In the cool shade of the ylang-ylang tree a native barber is intent upon his customer. The customer sits on his haunches while the operation is performed. When it is finished, all the hair above the ears and neck will be shaved close, while that in front will be as long as ever. The beard will not need shaving, as the Filipino chin at best is hardly more aculeated than a strawberry. The hair, however, even of the smallest boys grows for some distance down the cheeks. The Filipino, when he does shave, takes it very seriously, and attacks the bristles individually rather than collectively.

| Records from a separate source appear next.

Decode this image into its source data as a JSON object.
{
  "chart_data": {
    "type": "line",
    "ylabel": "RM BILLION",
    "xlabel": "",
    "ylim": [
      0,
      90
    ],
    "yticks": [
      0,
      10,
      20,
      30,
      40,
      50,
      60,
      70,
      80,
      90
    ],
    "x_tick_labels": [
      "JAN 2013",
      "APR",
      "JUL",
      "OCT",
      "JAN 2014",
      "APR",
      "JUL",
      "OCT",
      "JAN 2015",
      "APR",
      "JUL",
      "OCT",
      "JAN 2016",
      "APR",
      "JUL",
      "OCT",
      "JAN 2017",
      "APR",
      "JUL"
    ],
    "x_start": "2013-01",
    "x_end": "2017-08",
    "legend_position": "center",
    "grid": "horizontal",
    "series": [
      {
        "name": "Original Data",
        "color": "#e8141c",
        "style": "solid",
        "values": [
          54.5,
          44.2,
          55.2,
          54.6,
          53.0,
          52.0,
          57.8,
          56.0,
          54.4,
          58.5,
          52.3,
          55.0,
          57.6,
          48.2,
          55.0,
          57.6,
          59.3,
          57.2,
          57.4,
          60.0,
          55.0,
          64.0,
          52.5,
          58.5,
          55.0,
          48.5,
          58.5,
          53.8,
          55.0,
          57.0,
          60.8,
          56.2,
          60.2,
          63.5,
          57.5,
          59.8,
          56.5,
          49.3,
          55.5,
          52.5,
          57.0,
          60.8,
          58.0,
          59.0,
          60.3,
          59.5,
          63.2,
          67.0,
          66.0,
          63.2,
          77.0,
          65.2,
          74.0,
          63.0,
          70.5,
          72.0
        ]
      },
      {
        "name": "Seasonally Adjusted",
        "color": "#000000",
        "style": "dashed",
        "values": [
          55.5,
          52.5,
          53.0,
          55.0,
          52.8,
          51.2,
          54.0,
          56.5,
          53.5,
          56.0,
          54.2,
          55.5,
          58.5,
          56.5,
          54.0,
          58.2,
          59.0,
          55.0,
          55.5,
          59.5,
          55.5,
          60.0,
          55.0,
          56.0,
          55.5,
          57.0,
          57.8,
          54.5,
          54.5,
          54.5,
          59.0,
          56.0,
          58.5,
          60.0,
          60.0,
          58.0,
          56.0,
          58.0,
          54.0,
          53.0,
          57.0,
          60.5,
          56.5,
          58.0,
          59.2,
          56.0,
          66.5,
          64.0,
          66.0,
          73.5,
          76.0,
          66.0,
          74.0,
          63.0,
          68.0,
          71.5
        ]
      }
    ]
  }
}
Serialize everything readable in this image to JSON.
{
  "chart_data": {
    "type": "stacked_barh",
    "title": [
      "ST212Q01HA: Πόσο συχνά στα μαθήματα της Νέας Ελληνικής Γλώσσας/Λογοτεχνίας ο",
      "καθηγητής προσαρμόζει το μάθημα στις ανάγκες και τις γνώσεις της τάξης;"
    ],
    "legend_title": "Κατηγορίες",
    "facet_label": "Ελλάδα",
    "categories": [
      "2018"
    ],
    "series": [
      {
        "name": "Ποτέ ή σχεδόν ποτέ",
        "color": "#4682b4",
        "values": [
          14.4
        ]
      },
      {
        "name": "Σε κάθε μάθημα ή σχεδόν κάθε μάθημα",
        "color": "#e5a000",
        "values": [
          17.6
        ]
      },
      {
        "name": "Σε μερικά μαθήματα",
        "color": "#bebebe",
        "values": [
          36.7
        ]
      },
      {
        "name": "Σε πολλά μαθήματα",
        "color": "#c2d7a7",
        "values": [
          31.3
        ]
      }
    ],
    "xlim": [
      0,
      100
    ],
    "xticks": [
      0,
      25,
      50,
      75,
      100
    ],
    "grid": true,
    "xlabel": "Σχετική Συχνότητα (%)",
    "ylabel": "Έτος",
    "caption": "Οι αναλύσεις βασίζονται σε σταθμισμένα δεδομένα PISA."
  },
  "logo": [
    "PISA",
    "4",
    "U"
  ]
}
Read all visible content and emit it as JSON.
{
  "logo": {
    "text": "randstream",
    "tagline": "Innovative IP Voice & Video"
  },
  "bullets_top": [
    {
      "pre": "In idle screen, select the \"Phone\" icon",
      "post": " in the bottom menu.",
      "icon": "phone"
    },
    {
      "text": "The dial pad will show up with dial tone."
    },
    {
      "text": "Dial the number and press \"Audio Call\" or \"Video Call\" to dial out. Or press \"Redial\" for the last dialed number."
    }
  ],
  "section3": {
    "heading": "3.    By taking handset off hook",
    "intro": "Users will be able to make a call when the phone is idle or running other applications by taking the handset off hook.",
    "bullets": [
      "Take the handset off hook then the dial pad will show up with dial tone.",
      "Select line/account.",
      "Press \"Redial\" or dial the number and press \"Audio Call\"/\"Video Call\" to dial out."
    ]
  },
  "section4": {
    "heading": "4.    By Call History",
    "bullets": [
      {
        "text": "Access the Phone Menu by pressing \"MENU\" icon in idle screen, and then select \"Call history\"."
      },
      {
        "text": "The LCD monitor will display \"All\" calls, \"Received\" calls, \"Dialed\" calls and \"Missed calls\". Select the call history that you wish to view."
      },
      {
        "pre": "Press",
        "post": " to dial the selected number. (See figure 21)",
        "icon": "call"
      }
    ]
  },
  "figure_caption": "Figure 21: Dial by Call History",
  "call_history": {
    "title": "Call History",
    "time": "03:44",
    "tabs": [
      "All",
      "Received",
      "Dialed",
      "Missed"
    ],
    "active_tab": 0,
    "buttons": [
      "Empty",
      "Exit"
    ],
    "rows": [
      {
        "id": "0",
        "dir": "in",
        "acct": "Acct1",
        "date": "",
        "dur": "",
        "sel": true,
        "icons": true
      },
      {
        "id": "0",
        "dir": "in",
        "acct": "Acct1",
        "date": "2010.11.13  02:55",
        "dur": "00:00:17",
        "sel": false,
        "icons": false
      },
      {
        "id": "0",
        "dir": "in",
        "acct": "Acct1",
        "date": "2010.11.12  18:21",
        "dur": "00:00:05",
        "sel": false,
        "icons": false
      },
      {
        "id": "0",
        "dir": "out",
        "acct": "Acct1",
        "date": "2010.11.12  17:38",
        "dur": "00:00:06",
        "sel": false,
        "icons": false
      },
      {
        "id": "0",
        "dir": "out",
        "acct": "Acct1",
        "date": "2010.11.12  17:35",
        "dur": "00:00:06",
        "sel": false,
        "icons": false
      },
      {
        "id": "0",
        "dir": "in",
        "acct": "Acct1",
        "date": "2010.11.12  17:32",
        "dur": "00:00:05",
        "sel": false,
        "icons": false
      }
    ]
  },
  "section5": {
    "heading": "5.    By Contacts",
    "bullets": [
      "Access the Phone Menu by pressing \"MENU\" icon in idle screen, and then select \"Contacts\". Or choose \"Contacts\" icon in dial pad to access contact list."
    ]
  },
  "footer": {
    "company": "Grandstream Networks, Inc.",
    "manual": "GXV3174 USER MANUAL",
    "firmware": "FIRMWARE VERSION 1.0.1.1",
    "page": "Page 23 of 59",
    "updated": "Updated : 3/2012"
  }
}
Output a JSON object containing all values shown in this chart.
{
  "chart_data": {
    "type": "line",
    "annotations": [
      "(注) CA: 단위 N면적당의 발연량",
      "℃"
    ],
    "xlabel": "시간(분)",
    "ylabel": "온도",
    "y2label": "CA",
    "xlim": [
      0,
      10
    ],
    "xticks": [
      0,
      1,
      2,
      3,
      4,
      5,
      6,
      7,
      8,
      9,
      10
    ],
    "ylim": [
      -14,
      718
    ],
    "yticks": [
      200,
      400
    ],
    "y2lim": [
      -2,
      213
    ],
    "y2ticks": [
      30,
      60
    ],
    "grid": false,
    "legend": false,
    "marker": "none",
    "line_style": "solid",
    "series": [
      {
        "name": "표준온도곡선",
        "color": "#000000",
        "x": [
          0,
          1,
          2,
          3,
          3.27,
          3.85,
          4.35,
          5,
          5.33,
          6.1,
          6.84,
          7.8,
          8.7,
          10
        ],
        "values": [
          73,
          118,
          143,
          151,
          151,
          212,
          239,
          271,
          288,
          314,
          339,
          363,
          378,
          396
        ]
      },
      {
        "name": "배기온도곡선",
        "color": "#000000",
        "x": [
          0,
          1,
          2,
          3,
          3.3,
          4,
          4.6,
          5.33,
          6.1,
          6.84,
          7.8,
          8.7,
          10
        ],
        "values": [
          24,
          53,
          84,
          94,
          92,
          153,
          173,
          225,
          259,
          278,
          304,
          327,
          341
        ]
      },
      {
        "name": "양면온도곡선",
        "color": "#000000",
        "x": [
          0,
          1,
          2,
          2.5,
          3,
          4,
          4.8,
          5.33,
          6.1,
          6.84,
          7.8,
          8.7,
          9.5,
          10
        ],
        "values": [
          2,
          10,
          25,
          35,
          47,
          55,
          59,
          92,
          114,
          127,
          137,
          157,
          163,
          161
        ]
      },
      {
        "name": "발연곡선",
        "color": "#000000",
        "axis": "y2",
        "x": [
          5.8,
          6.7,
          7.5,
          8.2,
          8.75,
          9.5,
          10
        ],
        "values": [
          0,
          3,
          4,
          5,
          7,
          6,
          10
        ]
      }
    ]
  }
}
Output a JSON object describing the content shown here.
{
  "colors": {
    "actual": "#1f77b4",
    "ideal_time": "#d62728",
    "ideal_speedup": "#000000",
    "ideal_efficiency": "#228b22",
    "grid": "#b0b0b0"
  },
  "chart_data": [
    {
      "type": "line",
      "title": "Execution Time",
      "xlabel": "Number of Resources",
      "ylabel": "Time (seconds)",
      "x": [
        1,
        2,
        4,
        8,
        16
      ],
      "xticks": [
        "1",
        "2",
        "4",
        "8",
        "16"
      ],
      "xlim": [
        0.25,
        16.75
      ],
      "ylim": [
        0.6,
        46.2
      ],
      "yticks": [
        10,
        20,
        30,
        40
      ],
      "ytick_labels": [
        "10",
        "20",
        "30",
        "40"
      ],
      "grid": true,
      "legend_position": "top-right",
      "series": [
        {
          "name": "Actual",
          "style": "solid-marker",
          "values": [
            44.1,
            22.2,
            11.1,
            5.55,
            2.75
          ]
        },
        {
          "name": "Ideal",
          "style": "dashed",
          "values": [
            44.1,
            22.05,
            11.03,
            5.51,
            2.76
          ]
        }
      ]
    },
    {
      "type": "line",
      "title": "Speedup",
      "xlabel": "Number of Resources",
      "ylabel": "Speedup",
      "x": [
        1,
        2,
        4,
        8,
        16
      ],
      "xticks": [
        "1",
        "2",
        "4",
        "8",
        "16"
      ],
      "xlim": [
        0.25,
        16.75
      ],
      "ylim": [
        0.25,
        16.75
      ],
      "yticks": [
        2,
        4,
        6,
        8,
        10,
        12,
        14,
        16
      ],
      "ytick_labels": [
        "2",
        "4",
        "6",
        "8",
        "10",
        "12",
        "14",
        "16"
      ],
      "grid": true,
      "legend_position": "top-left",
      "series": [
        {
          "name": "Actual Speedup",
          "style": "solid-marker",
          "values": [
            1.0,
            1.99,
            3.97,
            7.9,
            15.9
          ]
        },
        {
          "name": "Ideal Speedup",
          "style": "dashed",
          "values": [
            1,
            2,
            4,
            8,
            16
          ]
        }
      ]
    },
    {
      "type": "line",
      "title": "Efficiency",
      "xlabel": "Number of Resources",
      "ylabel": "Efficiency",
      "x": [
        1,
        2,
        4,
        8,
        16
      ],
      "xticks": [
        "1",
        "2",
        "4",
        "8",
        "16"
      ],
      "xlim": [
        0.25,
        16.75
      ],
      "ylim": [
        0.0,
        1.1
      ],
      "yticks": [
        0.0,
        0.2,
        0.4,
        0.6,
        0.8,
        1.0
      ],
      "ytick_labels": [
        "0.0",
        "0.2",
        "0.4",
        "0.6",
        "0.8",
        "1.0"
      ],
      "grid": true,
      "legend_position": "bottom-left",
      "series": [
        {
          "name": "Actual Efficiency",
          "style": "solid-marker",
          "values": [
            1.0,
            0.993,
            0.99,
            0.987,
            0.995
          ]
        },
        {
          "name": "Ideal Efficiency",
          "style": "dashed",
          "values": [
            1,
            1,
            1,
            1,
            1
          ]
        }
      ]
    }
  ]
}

You will not remain long in a Filipino town without the chance of witnessing a native funeral. A service of the first class costs about three hundred pesos; but for twenty pesos Padre Pedro will conduct a funeral of less magnificence. The padre, going to the house of mourning where the band, the singers, and the candle-bearers are assembled, engineers the pageant to the church. The dim interior will be illuminated by flickering candles burned in memory of the departed soul. Before the altar solemn mass is held, intensified by the deep tolling of a bell. Led by three acolytes in red and white, with silver crosses, the procession moves on to the cemetery on the outskirts of the town. The padre sheltered by a white umbrella, reads the Latin prayers aloud. A small boy swings the smoking censer, and the singers undertake a melancholy dirge. The withered body, with the hands crossed on the breast, clothed all in black, is borne aloft upon a bamboo litter, mounted with a black box painted with the skull and bones, and decked with candles. Women in black veils with candles follow, mumbling prayers, the words of which they do not understand.